De plus, la porosité des frontières aussi bien que la coordination entre un grand nombre d’agences chargées de la sécurité aux frontières posent de grands problèmes où la stratégie vise à attirer graduellement les utilisateurs du système informel vers le réseau formel et ainsi isoler les éléments criminels pour mieux les cibler tout en diminuant les dommages collatéraux pour les utilisateurs légitimes.

En conclusion, il ne faut jamais oublier, face aux nouvelles tensions géostratégiques, le lien dialectique entre sécurité et le développement , de la responsabilité du gouvernement, supposant une bonne gouvernance et un large front national mobilisant toutes les forces vives de la Nation.

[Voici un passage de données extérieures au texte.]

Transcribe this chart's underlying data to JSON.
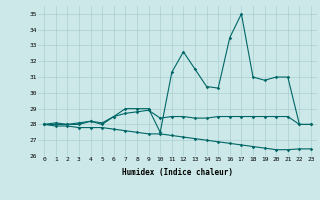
{
  "xlabel": "Humidex (Indice chaleur)",
  "x": [
    0,
    1,
    2,
    3,
    4,
    5,
    6,
    7,
    8,
    9,
    10,
    11,
    12,
    13,
    14,
    15,
    16,
    17,
    18,
    19,
    20,
    21,
    22,
    23
  ],
  "line1": [
    28,
    28,
    28,
    28,
    28.2,
    28,
    28.5,
    29,
    29,
    29,
    27.5,
    31.3,
    32.6,
    31.5,
    30.4,
    30.3,
    33.5,
    35,
    31,
    30.8,
    31,
    31,
    28,
    28
  ],
  "line2": [
    28,
    28.1,
    28.0,
    28.1,
    28.2,
    28.1,
    28.5,
    28.7,
    28.8,
    28.9,
    28.4,
    28.5,
    28.5,
    28.4,
    28.4,
    28.5,
    28.5,
    28.5,
    28.5,
    28.5,
    28.5,
    28.5,
    28.0,
    28.0
  ],
  "line3": [
    28.0,
    27.9,
    27.9,
    27.8,
    27.8,
    27.8,
    27.7,
    27.6,
    27.5,
    27.4,
    27.4,
    27.3,
    27.2,
    27.1,
    27.0,
    26.9,
    26.8,
    26.7,
    26.6,
    26.5,
    26.4,
    26.4,
    26.45,
    26.45
  ],
  "ylim": [
    26,
    35.5
  ],
  "yticks": [
    26,
    27,
    28,
    29,
    30,
    31,
    32,
    33,
    34,
    35
  ],
  "xticks": [
    0,
    1,
    2,
    3,
    4,
    5,
    6,
    7,
    8,
    9,
    10,
    11,
    12,
    13,
    14,
    15,
    16,
    17,
    18,
    19,
    20,
    21,
    22,
    23
  ],
  "line_color": "#006666",
  "bg_color": "#cce8e8",
  "grid_color": "#aacfcf",
  "marker": "D",
  "marker_size": 1.8,
  "linewidth": 0.8
}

Le poids d’une nation en ce XXIème siècle se mesurant à son poids économique, (l’expérience récente de la Chine). Des stratégies d’adaptation qui interpellent tant l’Algérie acteur stratégique du sous-continent de l’Afrique du Nord et plus globalement l’Afrique. C’est que la résolution de ce mal implique de s’attaquer à l’essence (un co-développement) et non aux apparences comme le montre une étude du Forum économique mondial – WEF- qui révèle que fortement secoués depuis deux ans par des crises politiques à répétition, les pays d’Afrique du Nord, sont à l’aube d’une crise majeure et sont une source d’inquiétude, ces pays traversant une crise morale du fait du manque de valeurs au niveau du leadership. Le fossé entre les riches et les pauvres devient de plus en plus grand et tandis que l’écart de revenus renforce les inégalités en matière de richesse, l’éducation, la santé et la mobilité sociale sont toutes menacées. L’étude met en garde contre les conséquences pernicieuses du chômage: «une génération qui commence sa carrière dans un désespoir complet sera plus enclin aux politiques populistes qui à terme accélère la crise . Le rapport considère qu’il y a risque dans les années à venir où la région (Mena, Proche-Orient et Afrique du Nord) est à l’orée d’une période d’incertitude croissance, aux racines ancrées dans la polarisation de la société.